Relatório da reforma da Previdência é aprovado na CCJ da Câmara após nove horas de discussão

Sessão foi marcada por diversas tentativas de obstrução por parte da oposição

Sessão foi marcada por diversas tentativas de obstrução por parte da oposição
Votação aconteceu no final da noite após diversas tentativas de obstrução por parte da oposição - Pablo Valadares / Câmara dos Deputados
Após mais uma sessão tumultuada, que durou nove horas, a Comissão de Constituição e Justiça (CCJ) da Câmara dos Deputados aprovou, na noite desta terça-feira (23), o relatório do deputado Marcelo Freitas (PSL-MG) favorável à admissibilidade da proposta de emenda à Constituição (PEC) da reforma da Previdência. Foram  48 votos a favor do avanço da reforma, 18 contrários e nenhuma abstenção. A votação terminou às 23h45min após diversas tentativas por parte da oposição de obstruir a tramitação do projeto.

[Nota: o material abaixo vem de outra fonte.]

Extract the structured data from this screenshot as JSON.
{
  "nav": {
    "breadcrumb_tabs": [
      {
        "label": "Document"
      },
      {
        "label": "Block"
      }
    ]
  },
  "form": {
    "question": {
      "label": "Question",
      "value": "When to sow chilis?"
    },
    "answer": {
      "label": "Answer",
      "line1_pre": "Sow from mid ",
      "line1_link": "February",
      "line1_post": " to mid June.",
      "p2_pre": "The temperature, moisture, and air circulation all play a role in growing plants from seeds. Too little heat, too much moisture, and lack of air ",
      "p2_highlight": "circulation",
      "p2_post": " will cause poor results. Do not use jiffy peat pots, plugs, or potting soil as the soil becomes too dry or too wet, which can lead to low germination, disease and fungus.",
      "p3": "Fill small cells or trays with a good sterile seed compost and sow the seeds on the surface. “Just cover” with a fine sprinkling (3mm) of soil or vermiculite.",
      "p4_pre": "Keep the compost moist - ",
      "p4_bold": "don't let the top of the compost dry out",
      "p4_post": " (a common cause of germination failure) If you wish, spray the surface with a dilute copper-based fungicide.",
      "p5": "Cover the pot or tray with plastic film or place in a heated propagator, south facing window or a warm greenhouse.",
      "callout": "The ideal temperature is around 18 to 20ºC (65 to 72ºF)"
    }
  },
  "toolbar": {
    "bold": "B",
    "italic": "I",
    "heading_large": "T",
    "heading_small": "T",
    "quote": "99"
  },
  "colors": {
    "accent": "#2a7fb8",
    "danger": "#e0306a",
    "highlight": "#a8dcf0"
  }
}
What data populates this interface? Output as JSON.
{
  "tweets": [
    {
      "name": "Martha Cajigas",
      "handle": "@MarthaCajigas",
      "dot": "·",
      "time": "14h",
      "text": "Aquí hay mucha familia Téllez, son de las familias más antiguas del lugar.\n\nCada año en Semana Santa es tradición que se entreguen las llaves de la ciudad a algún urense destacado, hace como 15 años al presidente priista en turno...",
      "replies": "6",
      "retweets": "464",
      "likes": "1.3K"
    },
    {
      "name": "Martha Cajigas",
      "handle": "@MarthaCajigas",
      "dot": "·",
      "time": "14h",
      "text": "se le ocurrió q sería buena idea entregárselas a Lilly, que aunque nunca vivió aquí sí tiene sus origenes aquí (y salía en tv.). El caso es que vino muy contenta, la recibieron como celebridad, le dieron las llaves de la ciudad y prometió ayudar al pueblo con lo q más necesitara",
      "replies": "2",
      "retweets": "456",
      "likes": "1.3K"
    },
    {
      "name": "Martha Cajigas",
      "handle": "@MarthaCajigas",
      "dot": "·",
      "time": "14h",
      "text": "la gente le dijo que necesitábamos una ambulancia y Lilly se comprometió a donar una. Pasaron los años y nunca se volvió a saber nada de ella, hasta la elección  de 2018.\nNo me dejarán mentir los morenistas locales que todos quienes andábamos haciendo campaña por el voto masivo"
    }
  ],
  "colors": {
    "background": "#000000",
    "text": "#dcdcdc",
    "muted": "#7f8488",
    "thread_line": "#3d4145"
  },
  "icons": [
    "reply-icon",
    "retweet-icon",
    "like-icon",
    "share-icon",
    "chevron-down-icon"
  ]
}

Esta foi apenas a primeira etapa de tramitação da proposta de reforma da Previdência na Câmara. Agora, o mérito da PEC será analisado por uma comissão especial, que deve ser instalada na quinta-feira (25).
Tentativas de obstrução  
Durante a sessão, a oposição apresentou sete requerimentos para tentar adiar a votação. Em um deles, PT, PCdoB, PDT e PSOL recolheram 103 assinaturas para tentar travar a tramitação da PEC por 20 dias até que dados de impacto da reforma que foram considerados sigilosos sejam liberados. No entanto, a mesa só considerou 99. Por causa disso, o documento foi descartado pelo presidente da CCJ, Felipe Francischini (PSL-PR). 

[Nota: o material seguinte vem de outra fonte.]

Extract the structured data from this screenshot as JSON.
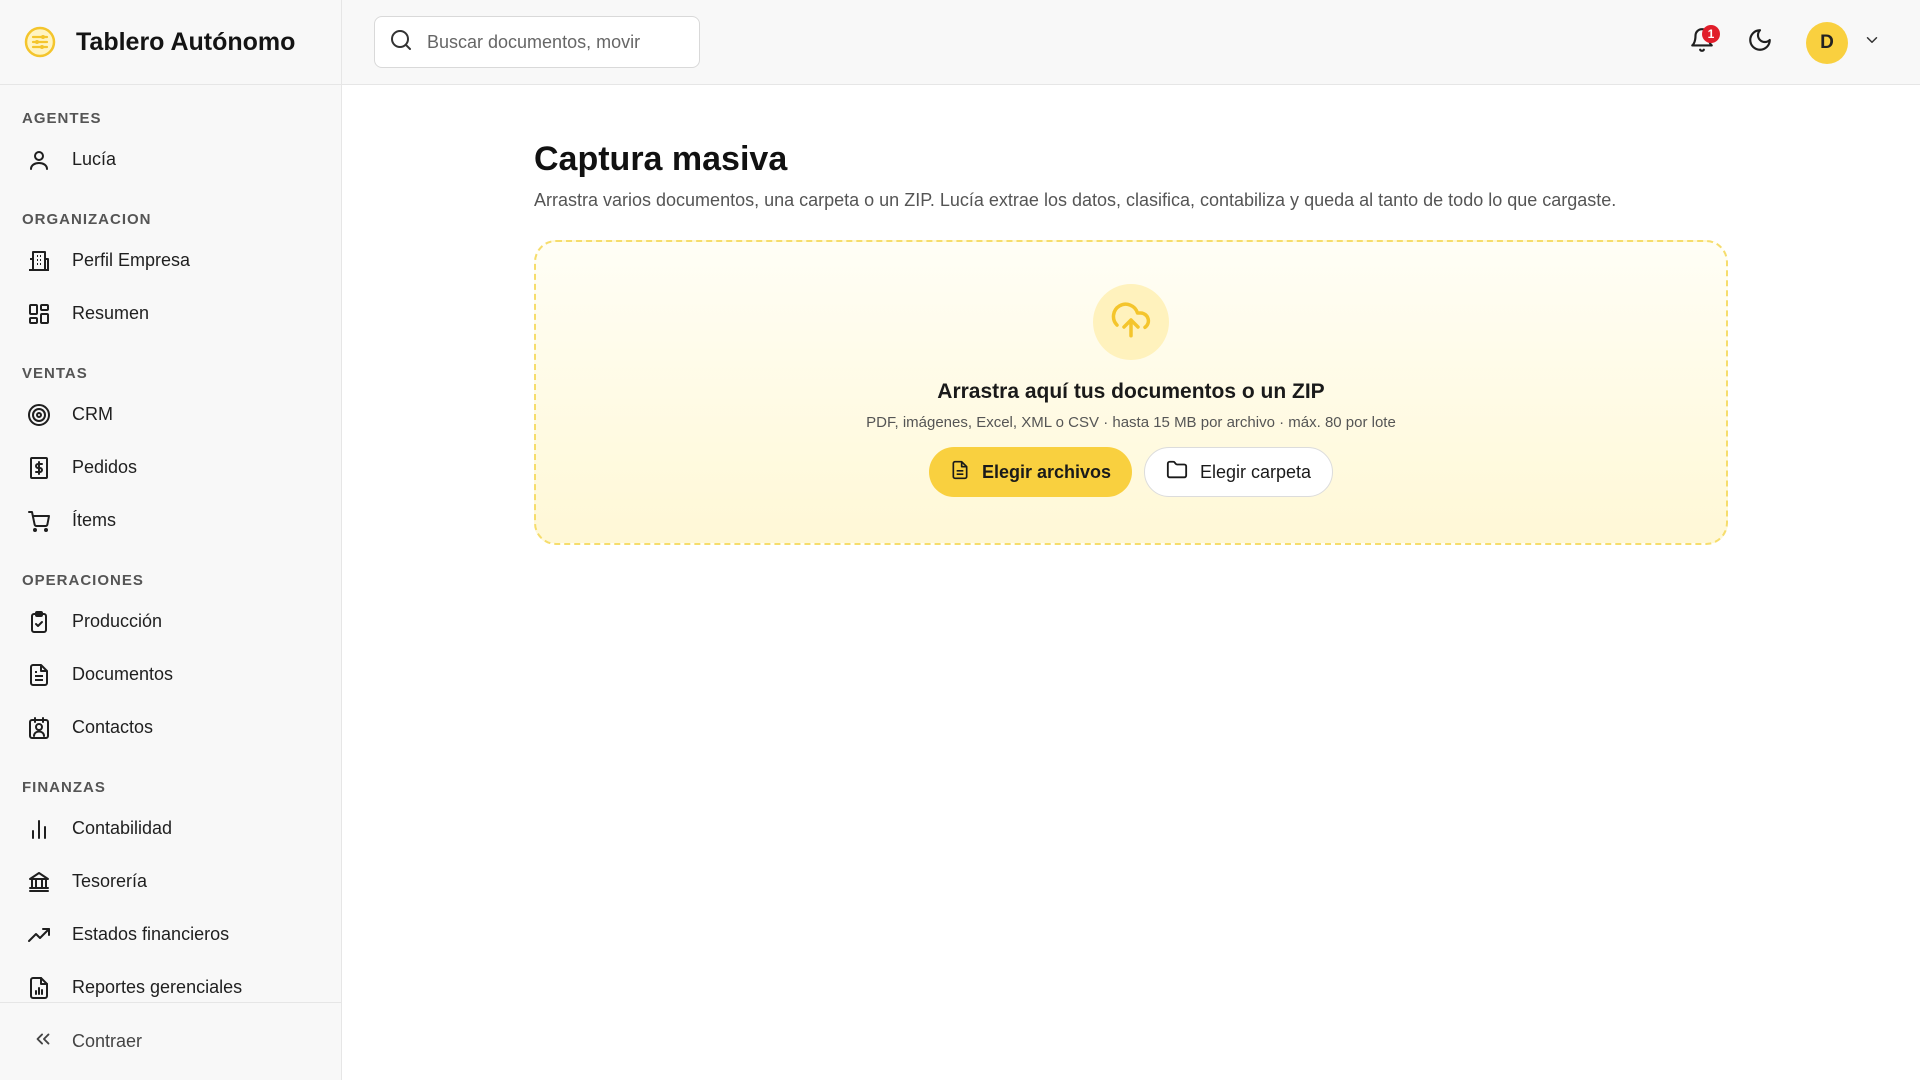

Durante a votação, o Psol e o PCdoB anunciaram que vão entrar, na quarta-feira (24), com um mandado de segurança para anular o resultado da sessão.
Acordo
Mais cedo, o relator Marcelo Freitas anunciou a retirada de quatro pontos do seu parecer pela admissibilidade da proposta de emenda à Constituição (PEC 6/19). Os itens suprimidos da proposta foram negociados com líderes da base governista. O primeiro é o fim do pagamento da multa de 40% do Fundo de Garantia do Tempo de Serviço (FGTS) e do recolhimento do fundo do trabalhador já aposentado que voltar ao mercado de trabalho.
O segundo ponto é a concentração, na Justiça Federal em Brasília, de ações judiciais contra a reforma da Previdência. Os outros pontos são a exclusividade do Poder Executivo de propor mudanças na reforma da Previdência e a possibilidade de que a idade de aposentadoria compulsória dos servidores públicos (atualmente aos 75 anos) seja alterada por lei complementar, em vez de ser definida pela Constituição, como atualmente.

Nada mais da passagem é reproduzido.